Her research is being conducted through the University of Cape Town.
This grant is one of 26 worth a total of £750,000 (R18 million) which were awarded by the OSF in 2023. The grants are funding 26 fisheries research projects in 15 countries. Funding for the OSF is derived from the annual royalties received from sales of seafood that bear the MSC’s blue label.
The South African trawl fishery for hake has been certified to the MSC Fisheries Standard since 2004.
According to MSC chief executive Rupert Howes, the OSF has supported an impressive range of projects since it was created five years ago.

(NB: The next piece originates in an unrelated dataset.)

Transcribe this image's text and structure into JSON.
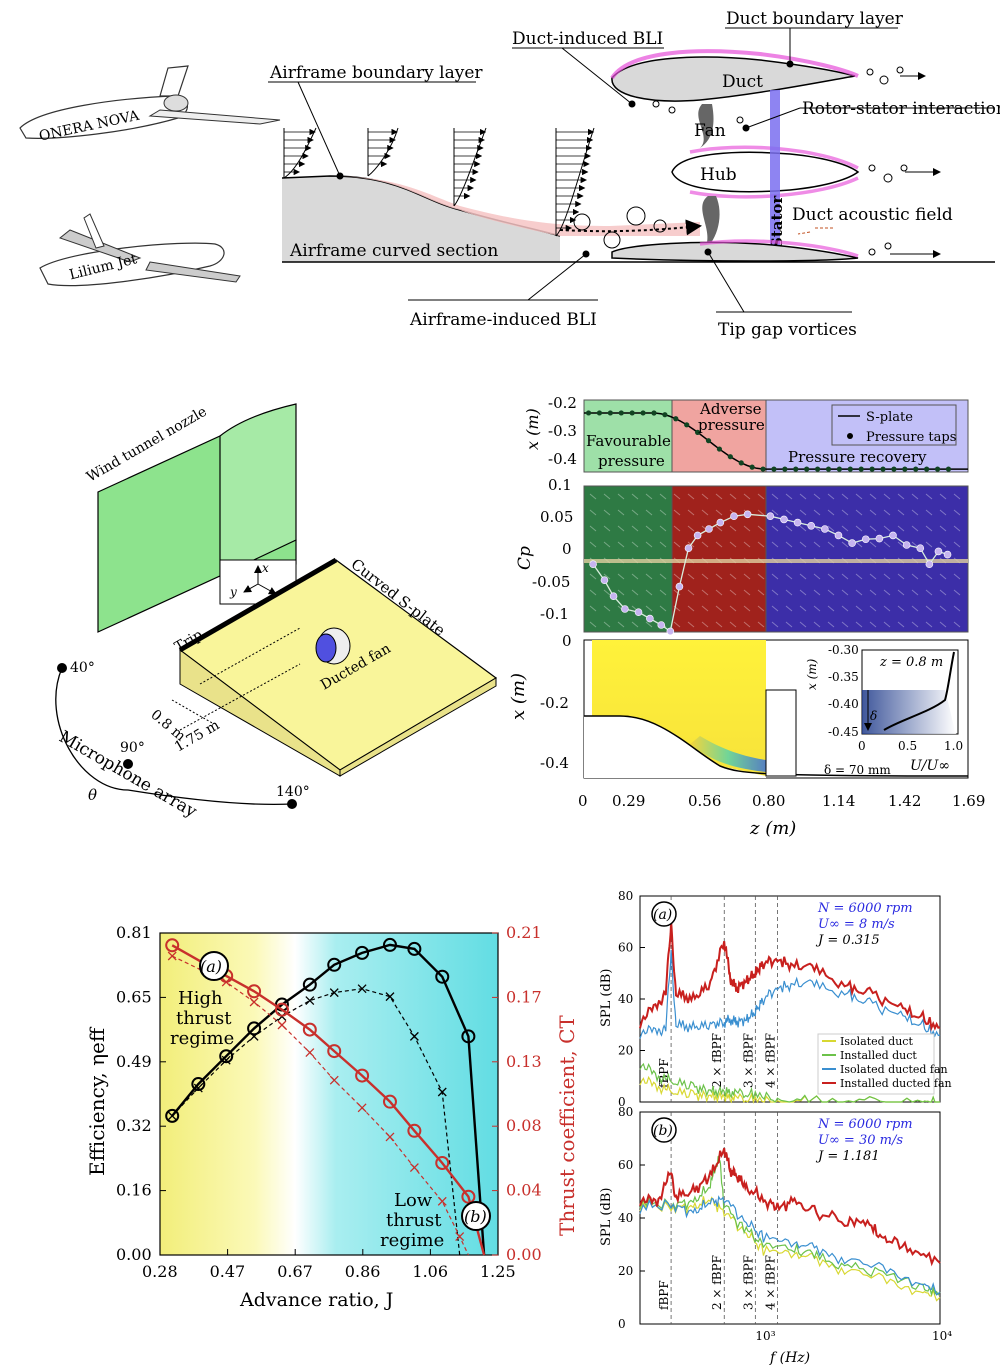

‘We are extremely grateful to our funders, partners and supporters who share our vision of a healthy thriving ocean,’ he said
‘If we want to enjoy seafood today and into the future, we need to respond to the scale of the challenges facing the ocean.’
In April the MSC announced an ambitious goal to mobilise US$100 million (R2.4 billion) to help safeguard the ocean and sustainable seafood supplies over the next decade.
Fisokuhle Mbatha’s study is one of two South African projects to secure funding from the OSF in 2023.
The second is the hake longline fishery, which targets the same two hake species as the trawl fishery does. The longline fishery will implement a £50,000 (R1.2 million) project to reduce impacts on endangered, threatened and protected species and vulnerable habitats, and move towards a full MSC assessment.
The project will use fisher training and awareness programmes to collate and analyse observer data for bycatch mitigation and improve handling and release of endangered, threatened and protected species, particularly seabirds, to map the fishery’s footprint on vulnerable marine ecosystems to inform and develop rules for moving fishing operations to reduce impact and to collate evidence of and from observer inspections to confirm annual inspection targets and improve accuracy of catch volumes.
‘The intense focus on the hake stocks and ecosystems can only be of benefit to the management of South Africa’s hake fisheries and we welcome this investment in our fishery’s future by the Marine Stewardship Council,’ said SADSTIA Chairman Innocent Dwayi.